The Access to Physical Medicine and Rehabilitation Services Improvement Act of 2006 (S.3963) will restore physician choice of whom they can hire to provide services to their Medicare patients. This includes lymphedema therapists that are RN’s, LPN’s and LMT’s.
This legislation is an important step to ensuring Medicare beneficiaries access to quality health care and restoring physician choice of therapy providers working under their supervision.
The second part of the bill makes lymphedema therapists covered providers for the purposes of Medicare reimbursement. It is believed that lymphedema therapists represent a great opportunity for cost savings to the Medicare program. Secondly, breast cancer survivors suffering from lymphedema have lost access to more than one-third of these specially trained therapists because of the Medicare rule.
We need your help with the following:
What to do this week:
· Immediately activate your grassroots in Wyoming. We’ve already encountered strong opposition to this legislation. Ask your members and contacts (patients, too!) in Wyoming to attend town hall meetings to demonstrate their support of this legislation and Sen. Thomas’ bold leadership. The web form page is here:
Wyoming members or anyone knowing anyone in Wyoming should immediately call or write Erin Tuggle at (202) 224.6441 and tell her how much they appreciate Senator Thomas’ support of your profession.

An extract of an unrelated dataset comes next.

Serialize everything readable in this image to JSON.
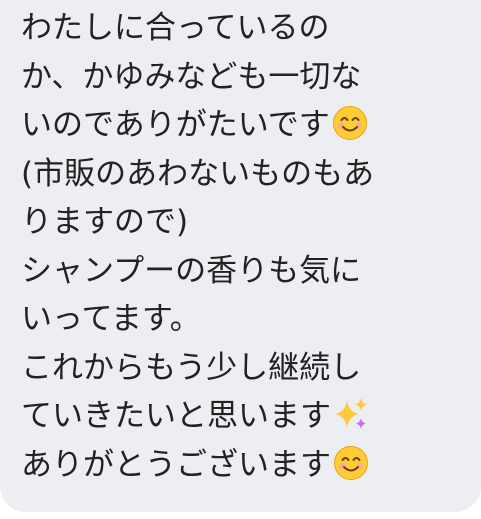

Erin is Sen. Thomas’ legislative aide. For your members outside of Wyoming, a quick e-mail thank you will be helpful.
· Call or write Sen. Alren Specter and thank him for co-sponsoring S.3963. (202) 224-4254
Call or write Sen. Jim Bunning and thank him for co-sponsoring S. 3963. (202) 224-4343
What to do in the coming weeks and months:
· Make an appointment to see your congressperson while they are in his/her district campaigning (October-early November). A meeting with your representatives in your hometown will make an impact. Use the attached talking points
· Make future contacts with your home senators and representatives and ask them to co-sponsor or support S.3963. The more co-sponsors we have, the more likely it is our legislation will be successful. This can be a telephone call, a letter, an email, or an in-person visit. This will be a sustained campaign and I’ll be in contact with you regularly to request your help.
· Contact the Coalition to Preserve Patients Access Organizer (Cate Brennan Lisak - 800.879.6282 ext. 148) if you plan to travel to Washington D.C. She will assist you with getting appointments with your congressperson and talking points, etc.
· Get your physicians, other health care providers and patients involved.
Thank you for your support and contribution of your valuable resources. On behalf of Lymphedema Stakeholders and the Coalition to Preservice Patient Access to Physical Medicine and Rehabilitation Services we are grateful for your support. We believe that together we can get the unfair and ill-advised therapy-incident to rule corrected and improve patient care. Our opposition wants to continue to limit patient access to quality health care and not allow physician choice of who can provide therapy services. They are spreading misinformation about the educational and clinical qualifications of therapy providers like you, and we need each other’s commitment to action.